L’usage de l’expression « rendre possible » conduit à des méprises. Ainsi, alléguant que les « erreurs » de copies de l’ADN ont rendu possible l’évolution, on conclut qu’elles l’ont « créée ». Ou encore on conclut que la sélection naturelle est « le moteur » de l’évolution parce qu’elle « rend possible » l’apparition de nouvelles formes de vie. En fait, c’est plutôt l’Univers, doué de son potentiel réel, qui a produit l’évolution globale. Plus précisément, les lois de base combinées aux conditions initiales ont, dès le départ, rendu possible toute l’évolution qui a suivi. De même, on dit que la concentration de l’oxygène a rendu possible l’évolution des métazoaires alors qu’elle a plutôt rendu effectivement possible cette possibilité réelle de l’évolution.  

            C’est une grave méprise d’attribuer ainsi des créations de possibilités à des « erreurs » ou, même, à la sélection naturelle, qui n’est en fin de compte qu’une contrainte logique. Ce type de confusion équivaudrait, par exemple, à attribuer la créativité du poète inspiré à sa seule plume ou, ce qui n’est guère mieux, à une simple méthode d’essais et d’erreurs. 
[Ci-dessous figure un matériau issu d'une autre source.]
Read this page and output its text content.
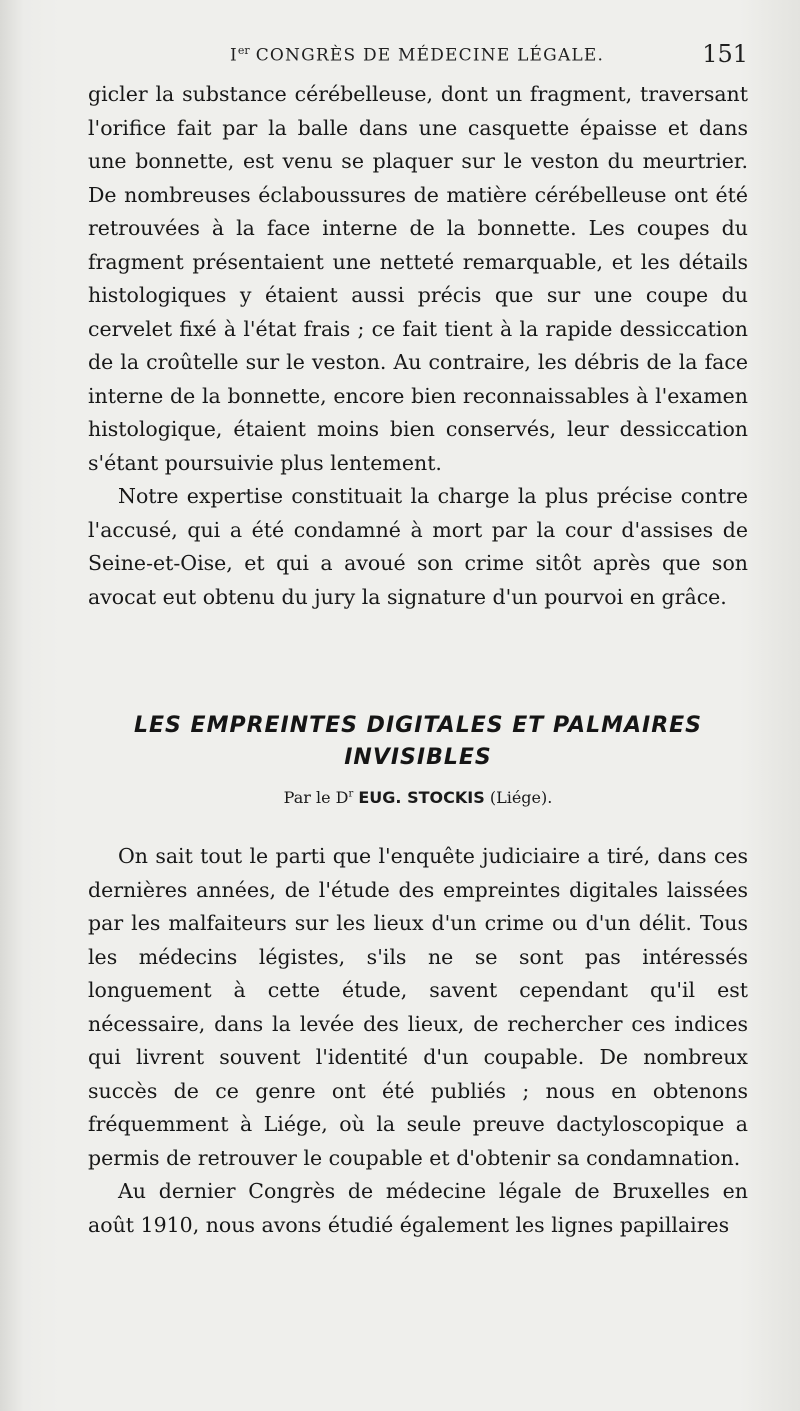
Ier CONGRÈS DE MÉDECINE LÉGALE.	151

gicler la substance cérébelleuse, dont un fragment, traversant l'orifice fait par la balle dans une casquette épaisse et dans une bonnette, est venu se plaquer sur le veston du meurtrier. De nombreuses éclaboussures de matière cérébelleuse ont été retrouvées à la face interne de la bonnette. Les coupes du fragment présentaient une netteté remarquable, et les détails histologiques y étaient aussi précis que sur une coupe du cervelet fixé à l'état frais ; ce fait tient à la rapide dessiccation de la croûtelle sur le veston. Au contraire, les débris de la face interne de la bonnette, encore bien reconnaissables à l'examen histologique, étaient moins bien conservés, leur dessiccation s'étant poursuivie plus lentement.

Notre expertise constituait la charge la plus précise contre l'accusé, qui a été condamné à mort par la cour d'assises de Seine-et-Oise, et qui a avoué son crime sitôt après que son avocat eut obtenu du jury la signature d'un pourvoi en grâce.

LES EMPREINTES DIGITALES ET PALMAIRES
INVISIBLES
Par le $D^r$ EUG. STOCKIS (Liége).

On sait tout le parti que l'enquête judiciaire a tiré, dans ces dernières années, de l'étude des empreintes digitales laissées par les malfaiteurs sur les lieux d'un crime ou d'un délit. Tous les médecins légistes, s'ils ne se sont pas intéressés longuement à cette étude, savent cependant qu'il est nécessaire, dans la levée des lieux, de rechercher ces indices qui livrent souvent l'identité d'un coupable. De nombreux succès de ce genre ont été publiés ; nous en obtenons fréquemment à Liége, où la seule preuve dactyloscopique a permis de retrouver le coupable et d'obtenir sa condamnation.

Au dernier Congrès de médecine légale de Bruxelles en août 1910, nous avons étudié également les lignes papillaires
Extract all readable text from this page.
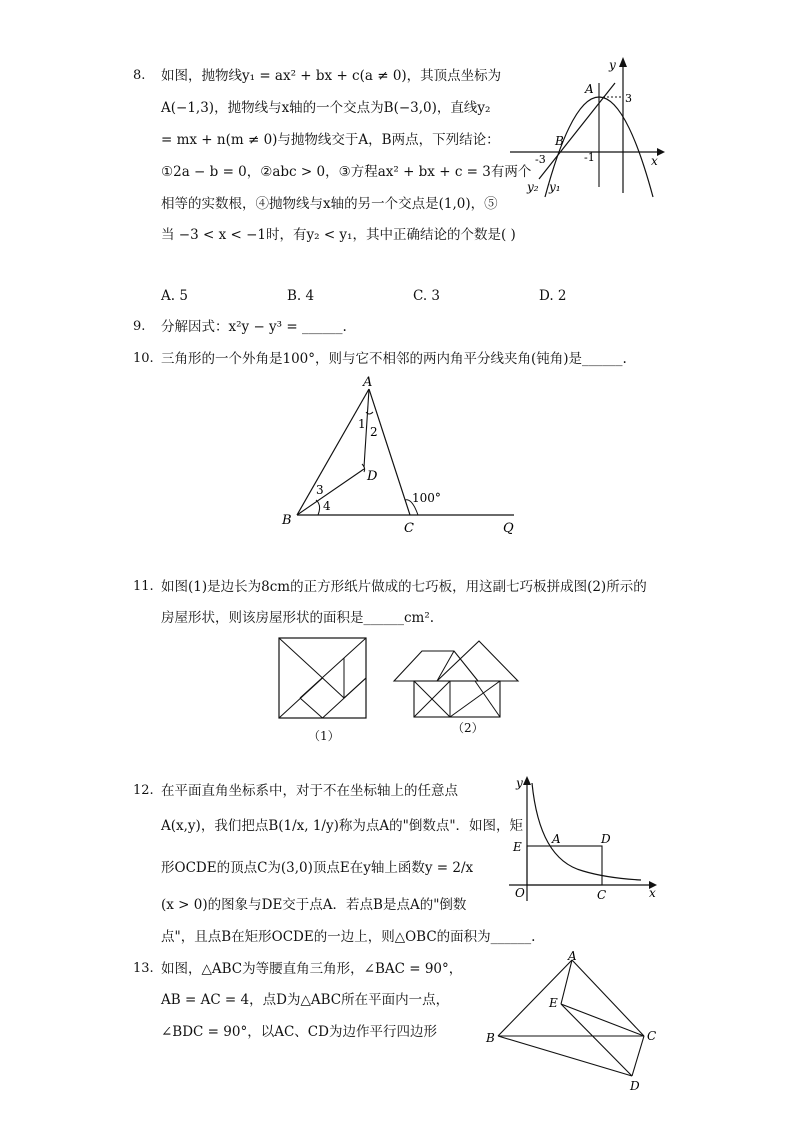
8. 如图，抛物线y₁ = ax² + bx + c(a ≠ 0)，其顶点坐标为
A(−1,3)，抛物线与x轴的一个交点为B(−3,0)，直线y₂
= mx + n(m ≠ 0)与抛物线交于A，B两点，下列结论：
①2a − b = 0，②abc > 0，③方程ax² + bx + c = 3有两个
相等的实数根，④抛物线与x轴的另一个交点是(1,0)，⑤
当 −3 < x < −1时，有y₂ < y₁，其中正确结论的个数是( )
A. 5	B. 4	C. 3	D. 2
x
y
A
B
-3	-1
3
y₂ y₁
9. 分解因式：x²y − y³ = ______.
10. 三角形的一个外角是100°，则与它不相邻的两内角平分线夹角(钝角)是______.
A
B
C
D
Q
1
2
3
4
100°
11. 如图(1)是边长为8cm的正方形纸片做成的七巧板，用这副七巧板拼成图(2)所示的
房屋形状，则该房屋形状的面积是______cm².
（1）
（2）
12. 在平面直角坐标系中，对于不在坐标轴上的任意点
A(x,y)，我们把点B(1/x, 1/y)称为点A的"倒数点"．如图，矩
形OCDE的顶点C为(3,0)顶点E在y轴上函数y = 2/x
(x > 0)的图象与DE交于点A．若点B是点A的"倒数
点"，且点B在矩形OCDE的一边上，则△OBC的面积为______.
x
y
O
E
A	D
C
13. 如图，△ABC为等腰直角三角形，∠BAC = 90°，
AB = AC = 4，点D为△ABC所在平面内一点，
∠BDC = 90°，以AC、CD为边作平行四边形
A
E
B	C
D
            Un autre exemple, de nature différente, consiste à parler de ce qui est « riche de possibilités » alors que, dans un langage plus rigoureux, il faudrait décrire cette situation comme étant « probablement riche de possibilités effectives », où le mot « probablement » signifie qu’on l’ignore en fait, mais qu’on a certaines raisons valables de le croire. Dans ce cas, c’est la différence entre une probabilité subjective et une probabilité réelle qui est en cause. De plus, l’expression « riche de possibilités » est l’expression d’un truisme si l’on tient compte des possibilités réelles. Toutes les époques du passé étaient d’une richesse incommensurable en possibilités réelles, bien que peut-être beaucoup moins riches en possibilités effectives. De même, beaucoup de formes de vie ou d’environnements — la plupart peut-être — ont d’innombrables possibilités réelles, dont la plus grande partie ne se réalisera qu’à long terme. De même, tous les être humains semblent avoir des possibilités réelles extraordinaires pour la réalisation desquelles il faudrait toutefois un environnement approprié. La prise en compte du potentiel réel des humains sera pour nous la base d’une nouvelle conception de l’humain que nous appellerons l’ « humain transfini1 ». 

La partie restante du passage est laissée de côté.